A. The guards of the camp were in towers situated all round the camp; they were stationed at the gate and they patrolled inside the camp itself.

Q. Inside the camp? Inside the barbed wire enclosure?

A. Inside the camp and inside the barracks of course. They had the right to go everywhere.

Q. I have been informed that each separate barrack was under the supervision of only one man - a German SS-man or a member of some other organisation, that there were no other guards, that these guards were not intended to act as guards but only to keep order, and that the so-called Kapos, who were chosen from the ranks of the prisoners, had the same authority as the guards and performed the duties of the guards. It may have been different in Buchenwald. My information comes from Dachau.

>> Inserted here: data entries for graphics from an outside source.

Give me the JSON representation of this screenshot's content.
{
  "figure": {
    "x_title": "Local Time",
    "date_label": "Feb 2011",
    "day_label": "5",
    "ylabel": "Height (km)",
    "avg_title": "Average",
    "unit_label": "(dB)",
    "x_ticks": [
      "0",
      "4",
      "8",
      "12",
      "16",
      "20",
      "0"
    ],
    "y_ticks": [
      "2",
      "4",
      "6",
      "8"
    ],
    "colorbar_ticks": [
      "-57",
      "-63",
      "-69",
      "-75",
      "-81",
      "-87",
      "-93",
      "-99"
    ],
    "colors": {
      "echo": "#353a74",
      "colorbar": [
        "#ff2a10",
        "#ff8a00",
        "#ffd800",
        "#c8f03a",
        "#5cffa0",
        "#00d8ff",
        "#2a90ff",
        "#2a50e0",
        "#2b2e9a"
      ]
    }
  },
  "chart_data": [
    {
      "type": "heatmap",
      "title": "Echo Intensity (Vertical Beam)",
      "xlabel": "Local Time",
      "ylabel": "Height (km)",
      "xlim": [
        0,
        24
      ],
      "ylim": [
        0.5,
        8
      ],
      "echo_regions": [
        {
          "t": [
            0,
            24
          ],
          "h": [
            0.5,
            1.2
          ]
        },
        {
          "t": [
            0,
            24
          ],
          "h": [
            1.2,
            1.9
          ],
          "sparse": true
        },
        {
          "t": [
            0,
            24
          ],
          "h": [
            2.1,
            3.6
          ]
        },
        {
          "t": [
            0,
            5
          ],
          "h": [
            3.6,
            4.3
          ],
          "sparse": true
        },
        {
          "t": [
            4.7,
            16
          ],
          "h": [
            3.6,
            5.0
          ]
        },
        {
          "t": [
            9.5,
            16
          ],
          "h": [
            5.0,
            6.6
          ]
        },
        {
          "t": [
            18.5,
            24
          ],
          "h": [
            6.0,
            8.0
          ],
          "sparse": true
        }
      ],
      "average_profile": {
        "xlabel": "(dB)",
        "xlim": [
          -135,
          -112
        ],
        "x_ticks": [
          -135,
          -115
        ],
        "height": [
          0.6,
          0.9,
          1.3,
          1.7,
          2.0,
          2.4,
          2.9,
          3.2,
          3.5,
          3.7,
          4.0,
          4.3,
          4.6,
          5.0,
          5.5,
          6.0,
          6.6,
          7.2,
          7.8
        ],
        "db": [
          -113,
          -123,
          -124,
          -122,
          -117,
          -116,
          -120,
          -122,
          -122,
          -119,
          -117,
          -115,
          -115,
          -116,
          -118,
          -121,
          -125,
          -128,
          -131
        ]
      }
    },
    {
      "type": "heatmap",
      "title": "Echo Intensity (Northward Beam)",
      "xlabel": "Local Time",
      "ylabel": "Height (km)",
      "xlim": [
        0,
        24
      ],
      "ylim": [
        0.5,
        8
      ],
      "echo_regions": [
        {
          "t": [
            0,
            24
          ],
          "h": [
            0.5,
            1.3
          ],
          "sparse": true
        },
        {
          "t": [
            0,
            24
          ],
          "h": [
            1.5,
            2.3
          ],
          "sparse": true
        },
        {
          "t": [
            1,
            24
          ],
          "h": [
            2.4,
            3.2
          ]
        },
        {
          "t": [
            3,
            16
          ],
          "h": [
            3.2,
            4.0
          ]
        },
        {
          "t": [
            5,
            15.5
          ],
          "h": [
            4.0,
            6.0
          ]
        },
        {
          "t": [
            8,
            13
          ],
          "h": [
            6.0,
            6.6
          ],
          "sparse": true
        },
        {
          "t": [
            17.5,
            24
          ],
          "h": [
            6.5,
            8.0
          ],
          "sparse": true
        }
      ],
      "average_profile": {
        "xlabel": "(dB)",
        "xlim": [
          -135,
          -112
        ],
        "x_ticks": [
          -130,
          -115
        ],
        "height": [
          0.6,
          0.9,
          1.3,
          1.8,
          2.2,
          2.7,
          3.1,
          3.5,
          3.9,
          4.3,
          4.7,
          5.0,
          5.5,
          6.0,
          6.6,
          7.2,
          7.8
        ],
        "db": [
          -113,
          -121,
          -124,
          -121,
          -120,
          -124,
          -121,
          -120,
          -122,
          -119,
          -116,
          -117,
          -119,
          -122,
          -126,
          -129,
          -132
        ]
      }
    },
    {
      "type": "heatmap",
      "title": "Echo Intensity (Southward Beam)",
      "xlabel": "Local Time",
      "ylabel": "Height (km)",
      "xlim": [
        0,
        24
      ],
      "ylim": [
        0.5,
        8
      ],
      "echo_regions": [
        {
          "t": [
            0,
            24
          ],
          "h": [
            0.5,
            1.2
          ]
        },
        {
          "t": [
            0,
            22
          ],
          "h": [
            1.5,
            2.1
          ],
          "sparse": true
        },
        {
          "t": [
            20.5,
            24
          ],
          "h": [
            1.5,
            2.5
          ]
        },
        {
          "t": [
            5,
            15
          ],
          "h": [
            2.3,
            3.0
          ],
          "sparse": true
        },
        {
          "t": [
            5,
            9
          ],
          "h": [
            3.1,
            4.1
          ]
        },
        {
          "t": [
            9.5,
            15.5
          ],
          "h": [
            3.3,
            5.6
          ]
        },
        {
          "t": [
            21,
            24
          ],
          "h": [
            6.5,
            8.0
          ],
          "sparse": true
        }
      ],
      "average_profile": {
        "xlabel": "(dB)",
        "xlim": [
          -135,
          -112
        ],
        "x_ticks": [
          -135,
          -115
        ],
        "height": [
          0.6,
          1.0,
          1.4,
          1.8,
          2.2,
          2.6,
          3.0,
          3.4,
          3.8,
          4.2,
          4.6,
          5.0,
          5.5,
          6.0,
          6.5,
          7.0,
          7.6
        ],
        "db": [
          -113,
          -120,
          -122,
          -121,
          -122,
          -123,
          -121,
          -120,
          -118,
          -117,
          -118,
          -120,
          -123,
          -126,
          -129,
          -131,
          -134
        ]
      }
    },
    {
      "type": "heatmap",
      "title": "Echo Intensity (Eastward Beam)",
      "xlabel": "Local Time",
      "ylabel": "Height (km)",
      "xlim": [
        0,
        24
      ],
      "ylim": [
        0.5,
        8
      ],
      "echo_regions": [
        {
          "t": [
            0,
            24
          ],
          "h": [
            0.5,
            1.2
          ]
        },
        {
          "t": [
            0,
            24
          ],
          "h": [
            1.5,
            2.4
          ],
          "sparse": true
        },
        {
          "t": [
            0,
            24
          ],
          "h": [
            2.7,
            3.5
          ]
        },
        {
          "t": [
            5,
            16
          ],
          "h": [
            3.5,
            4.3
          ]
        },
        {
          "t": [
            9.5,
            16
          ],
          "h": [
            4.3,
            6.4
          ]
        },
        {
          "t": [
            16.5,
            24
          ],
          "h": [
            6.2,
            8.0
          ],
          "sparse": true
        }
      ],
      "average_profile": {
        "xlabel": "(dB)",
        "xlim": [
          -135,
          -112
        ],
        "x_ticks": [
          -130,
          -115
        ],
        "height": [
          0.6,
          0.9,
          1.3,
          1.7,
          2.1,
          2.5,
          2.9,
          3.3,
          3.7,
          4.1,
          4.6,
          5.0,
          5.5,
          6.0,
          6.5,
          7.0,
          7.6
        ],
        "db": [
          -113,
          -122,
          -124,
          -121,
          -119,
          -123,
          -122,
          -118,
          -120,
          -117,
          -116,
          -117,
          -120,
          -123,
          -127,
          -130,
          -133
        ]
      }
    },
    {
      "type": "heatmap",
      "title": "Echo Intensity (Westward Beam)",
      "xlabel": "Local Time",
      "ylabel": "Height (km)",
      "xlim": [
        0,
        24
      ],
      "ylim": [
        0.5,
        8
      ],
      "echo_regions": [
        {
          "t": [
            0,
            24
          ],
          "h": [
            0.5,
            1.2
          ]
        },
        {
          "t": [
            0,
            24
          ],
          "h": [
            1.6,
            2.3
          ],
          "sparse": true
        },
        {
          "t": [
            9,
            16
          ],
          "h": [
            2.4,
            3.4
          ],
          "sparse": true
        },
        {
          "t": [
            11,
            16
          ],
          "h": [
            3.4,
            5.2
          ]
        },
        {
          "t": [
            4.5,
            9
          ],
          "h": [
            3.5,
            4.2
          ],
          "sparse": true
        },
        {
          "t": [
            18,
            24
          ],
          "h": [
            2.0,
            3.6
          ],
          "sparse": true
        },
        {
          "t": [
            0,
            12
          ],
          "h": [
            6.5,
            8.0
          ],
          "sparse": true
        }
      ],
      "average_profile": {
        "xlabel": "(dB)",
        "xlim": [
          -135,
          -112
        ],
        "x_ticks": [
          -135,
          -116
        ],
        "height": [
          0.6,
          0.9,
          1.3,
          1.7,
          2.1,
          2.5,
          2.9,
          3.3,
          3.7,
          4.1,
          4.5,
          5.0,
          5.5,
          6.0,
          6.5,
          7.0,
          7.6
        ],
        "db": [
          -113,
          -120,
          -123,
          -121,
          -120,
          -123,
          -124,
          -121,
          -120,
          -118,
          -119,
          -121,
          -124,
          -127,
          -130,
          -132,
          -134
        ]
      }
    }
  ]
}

A. I have already answered all these questions in my statement by saying that the camps were run by the SS in a manner which is common knowledge, and that in addition the SS employed the internees as intermediaries in many instances. This was the case in Buchenwald and, I suppose, in all the other concentration camps.

[Page 220]

Q. The answer to the question has again been highly evasive. I shall not, however, pursue the matter any further, as in any case I shall not receive a definite answer.

But I should like to put one further question.

You stated in connection with the facts you described that a professor, whose name I could not understand through the earphones and who was, I believe, a teacher of your own, was housed in Block 59. You stated in connection with the question of degradation - that at first 300 people - I think were housed there and later on 1200. Is that correct?

A. There were 1200 men in Block 58 when I found Dr. Kindberg there.

Q. Yes. And if I understood you correctly, you said that in this block there were not only Frenchmen, but also Russians, Poles, Czechs and Jews and that a state of degradation was caused not only through the herding together of 1200 people but also through the intermingling of so many different nationalities.

A. I want to make it clear that the intermingling of elements speaking different languages, men who are unable to understand each other - is not a crime, but it was a pre- disposing factor which furthered all the other measures employed to bring about a state of human degradation among the prisoners.

Q. So you consider that the intermingling of Frenchmen, Russians, Poles, Czechs and Jews is a degradation?

A. I do not see the point of this question - the fact of intermingling -

Q. There is no need for you to see the point; I know why I am asking the question.

A. The fact of putting men who speak different languages together is not degrading. I did not either think or say such a thing, but the herding together of elements which differ from each other in every respect, and especially in that of language, in itself made living conditions more difficult, and paved the way for the application of other measures which I have already described at length and whose final aim was the degradation of the human being.